Mike Newell (Four Weddings and a Funeral, Donnie Brasco) directs the movie as a challenge—and he almost pulls it off. It is a stirring reminder that anyone—even a Little League pitcher from Montana—can make a difference. Athletes can put their actions to positive use. But, man, Chuck’s gloominess casts a pall over everything, forcing Zuehlke to act like a 40-year-old struggling to tell his wife he gambled away his 401(k). It’s hardly an appealing quality for the main character in a fable, even if Zuehlke nails the assignment. The conflicting nature of Amazing Grace and Chuck is fitting. Coupling the film’s utopian values with a Big Brother-laced subplot makes the film too somber for kids and too obvious for adults, a victim of its own ambition. English’s calm approach is a steady asset. He lopes into scenes with an endearing lack of athletic strut or cockiness. English was a thinker, he wrote three books of poetry, and it shows in each scene.
“It was a perfect fit,” says Susan Hagar, then the Nuggets’ marketing director and a friend of English (so much so that he was in her wedding). “I saw the movie and I even mentioned to him that it was hardly a stretch.
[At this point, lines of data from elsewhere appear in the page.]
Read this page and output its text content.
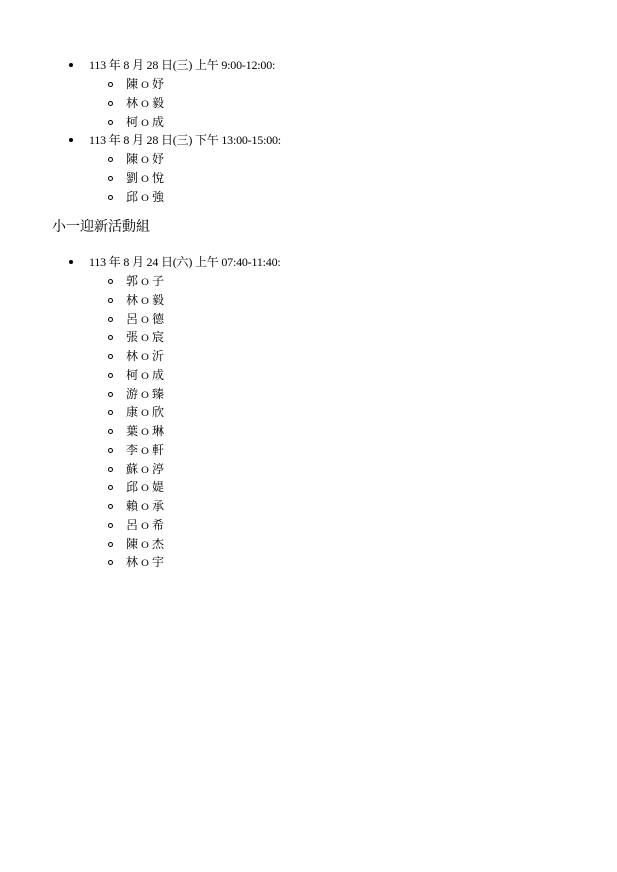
113 年 8 月 28 日(三) 上午 9:00-12:00:
陳ｏ妤
林ｏ毅
柯ｏ成
113 年 8 月 28 日(三) 下午 13:00-15:00:
陳ｏ妤
劉ｏ悅
邱ｏ強
小一迎新活動組
113 年 8 月 24 日(六) 上午 07:40-11:40:
郭ｏ子
林ｏ毅
呂ｏ德
張ｏ宸
林ｏ沂
柯ｏ成
游ｏ臻
康ｏ欣
葉ｏ琳
李ｏ軒
蘇ｏ渟
邱ｏ媞
賴ｏ承
呂ｏ希
陳ｏ杰
林ｏ宇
Not that he wasn’t good in it, he was, but [Amazing Grace] was very much aligned with the person he was and still is: very soft-spoken, very caring, understated kind of role.” English had no celebrity affectations—NBA-related or otherwise. “He had this way about him, where he just sort of took that in stride,” she adds. “I thought that’s the kind of persona that he played in the film, too. From that standpoint, it was a no-brainer in terms of casting, I think. Because that’s just who he was—and is.”
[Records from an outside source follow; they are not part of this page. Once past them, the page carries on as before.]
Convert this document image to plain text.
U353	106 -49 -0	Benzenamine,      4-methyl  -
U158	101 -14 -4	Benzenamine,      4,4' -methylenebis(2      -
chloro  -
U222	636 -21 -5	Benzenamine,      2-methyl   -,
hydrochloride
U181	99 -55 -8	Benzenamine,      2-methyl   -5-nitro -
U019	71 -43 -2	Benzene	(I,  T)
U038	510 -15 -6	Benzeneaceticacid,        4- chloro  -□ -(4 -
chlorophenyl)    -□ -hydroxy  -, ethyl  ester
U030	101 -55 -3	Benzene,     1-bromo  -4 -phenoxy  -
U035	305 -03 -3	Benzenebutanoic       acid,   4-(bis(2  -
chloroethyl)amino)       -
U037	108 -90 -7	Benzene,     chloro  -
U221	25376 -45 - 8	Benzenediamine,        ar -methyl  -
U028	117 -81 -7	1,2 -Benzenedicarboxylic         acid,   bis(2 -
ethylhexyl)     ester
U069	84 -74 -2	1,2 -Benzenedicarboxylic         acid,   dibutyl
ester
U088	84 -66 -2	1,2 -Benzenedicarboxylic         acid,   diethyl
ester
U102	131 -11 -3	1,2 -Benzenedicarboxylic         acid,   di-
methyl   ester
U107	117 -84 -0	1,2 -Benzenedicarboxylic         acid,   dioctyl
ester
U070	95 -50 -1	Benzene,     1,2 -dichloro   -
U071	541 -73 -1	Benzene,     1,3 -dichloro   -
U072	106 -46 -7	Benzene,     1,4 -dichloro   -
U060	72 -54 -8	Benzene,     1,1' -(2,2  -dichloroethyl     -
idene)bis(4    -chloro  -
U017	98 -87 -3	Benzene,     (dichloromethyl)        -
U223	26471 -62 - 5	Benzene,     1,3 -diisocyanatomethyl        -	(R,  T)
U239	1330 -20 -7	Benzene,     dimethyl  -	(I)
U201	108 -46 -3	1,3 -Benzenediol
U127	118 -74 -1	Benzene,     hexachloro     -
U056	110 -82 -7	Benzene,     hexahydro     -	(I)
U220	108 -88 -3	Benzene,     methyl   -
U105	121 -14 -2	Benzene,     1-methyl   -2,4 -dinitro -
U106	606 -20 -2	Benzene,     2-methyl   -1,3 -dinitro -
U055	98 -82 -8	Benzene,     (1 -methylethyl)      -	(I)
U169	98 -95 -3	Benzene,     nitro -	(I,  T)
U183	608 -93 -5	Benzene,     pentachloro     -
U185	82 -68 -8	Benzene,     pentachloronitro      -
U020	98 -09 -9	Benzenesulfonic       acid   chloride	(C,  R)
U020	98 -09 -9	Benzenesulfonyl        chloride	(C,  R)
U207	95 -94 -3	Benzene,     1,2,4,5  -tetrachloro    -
What has improved since the 1980s is that entertainment for kids has grown more sophisticated without rattling the souls of the preschool sect. Directors have learned to make thoughtful movies without putting kids in danger of being kidnapped, orphaned, or killed by covert operatives. (Check out Cloak and Dagger and every “very special episode” ever made. No wonder today’s parents are so protective.) Watching Amazing Grace and Chuck now jangles the nerves. Today, a child is leading the way, and he’s turning nuclear war from a protest point to a bracingly real possibility. More athletes are refusing to be part of the pageantry. Forget about a remake, we’re living in it.
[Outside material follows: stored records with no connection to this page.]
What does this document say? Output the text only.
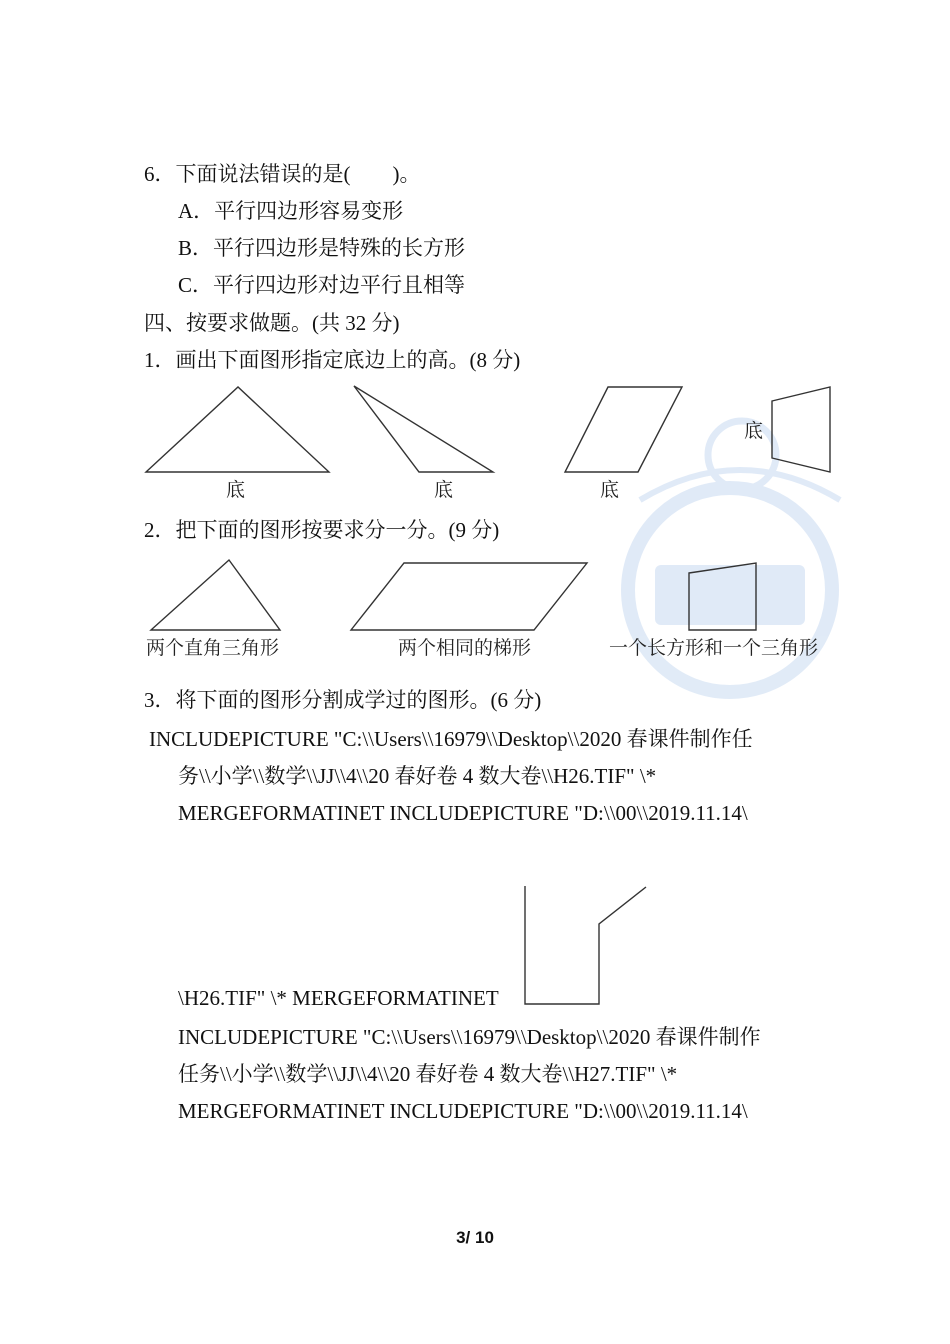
6．下面说法错误的是(　　)。
A．平行四边形容易变形
B．平行四边形是特殊的长方形
C．平行四边形对边平行且相等
四、按要求做题。(共 32 分)
1．画出下面图形指定底边上的高。(8 分)
底	底	底
底
2．把下面的图形按要求分一分。(9 分)
两个直角三角形	两个相同的梯形	一个长方形和一个三角形
3．将下面的图形分割成学过的图形。(6 分)
INCLUDEPICTURE "C:\\Users\\16979\\Desktop\\2020 春课件制作任
务\\小学\\数学\\JJ\\4\\20 春好卷 4 数大卷\\H26.TIF" \*
MERGEFORMATINET INCLUDEPICTURE "D:\\00\\2019.11.14\
\H26.TIF" \* MERGEFORMATINET
INCLUDEPICTURE "C:\\Users\\16979\\Desktop\\2020 春课件制作
任务\\小学\\数学\\JJ\\4\\20 春好卷 4 数大卷\\H27.TIF" \*
MERGEFORMATINET INCLUDEPICTURE "D:\\00\\2019.11.14\
3/ 10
- To establish Amazing Grace’s identity as a Celtic, English played a 1986 preseason game with the Celtics against the 76ers. He wears number 31—Cedric Maxwell’s number, which was later retired—and has his moves announced by Johnny Most. It’s an utterly bizarre sequence. English looks 10 years older in Celtics green. Red Auerbach makes an appearance and doesn’t say a word.
- Amazing Grace and Chuck had a national release on May 22, 1987, but there’s no record of the movie’s box office take.
- According to Sports Illustrated’s review of the film, Curtis, English, and Petersen worked for scale. Peck’s performance ended a five-year acting hiatus; he received less than $10,000 for his work. The author of that review? Rick Reilly.
- Hagar remembers English’s teammates ribbing him for co-starring with Jamie Lee Curtis, then in the middle of her sex symbol run.